Abstract

Single-cell RNA sequencing (scRNA-seq) has emerged as a powerful tool for investigating cellular heterogeneity through high-throughput analysis of individual cells. Nevertheless, challenges arise from prevalent sequencing dropout events and noise effects, impacting subsequent analyses. Here, we introduce a novel algorithm, Single-cell Gene Importance Ranking (scGIR), which utilizes a single-cell gene correlation network to evaluate gene importance. The algorithm transforms single-cell sequencing data into a robust gene correlation network through statistical independence, with correlation edges weighted by gene expression levels. We then constructed a random walk model on the resulting weighted gene correlation network to rank the importance of genes. Our analysis of gene importance using PageRank algorithm across nine authentic scRNA-seq datasets indicates that scGIR can effectively surmount technical noise, enabling the identification of cell types and inference of developmental trajectories. We demonstrated that the edges of gene correlation, weighted by expression, play a critical role in enhancing the algorithm's performance.
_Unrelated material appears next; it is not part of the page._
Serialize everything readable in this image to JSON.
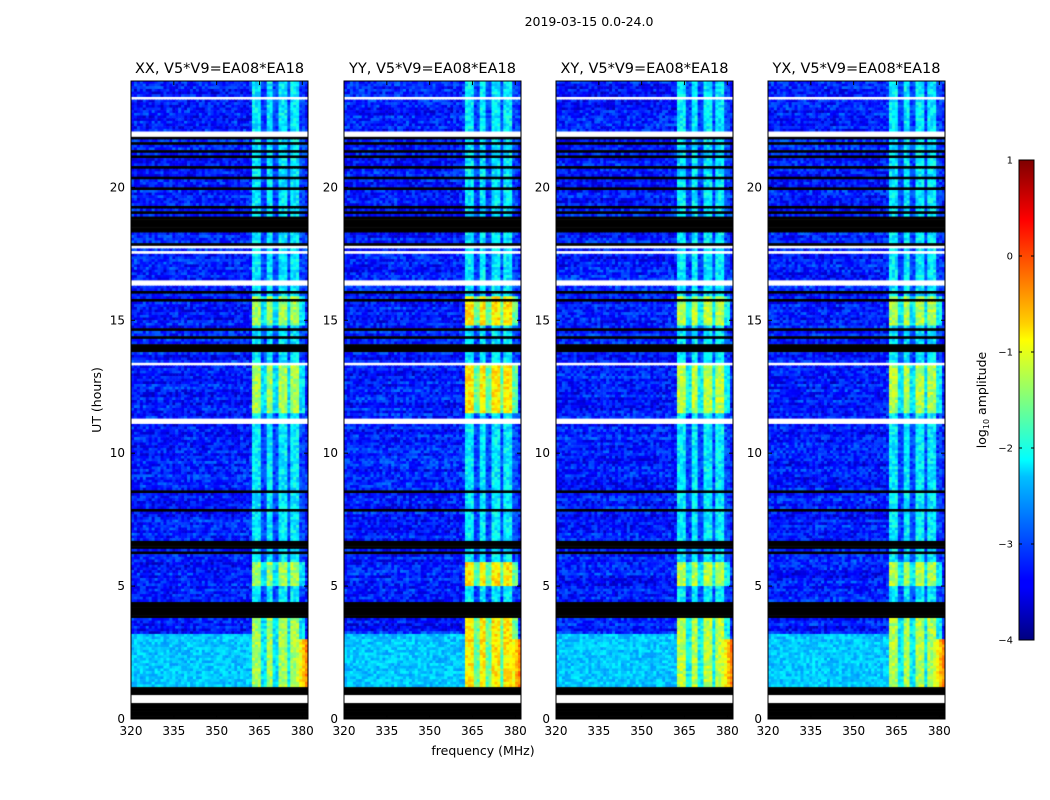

Our findings emphasize that scGIR outperforms in enhancing the clustering of cell subtypes, reverse identifying differentially expressed marker genes, and uncovering genes with potential differential importance. Overall, we proposed a promising method capable of extracting more information from single-cell RNA sequencing datasets, potentially shedding new lights on cellular processes and disease mechanisms.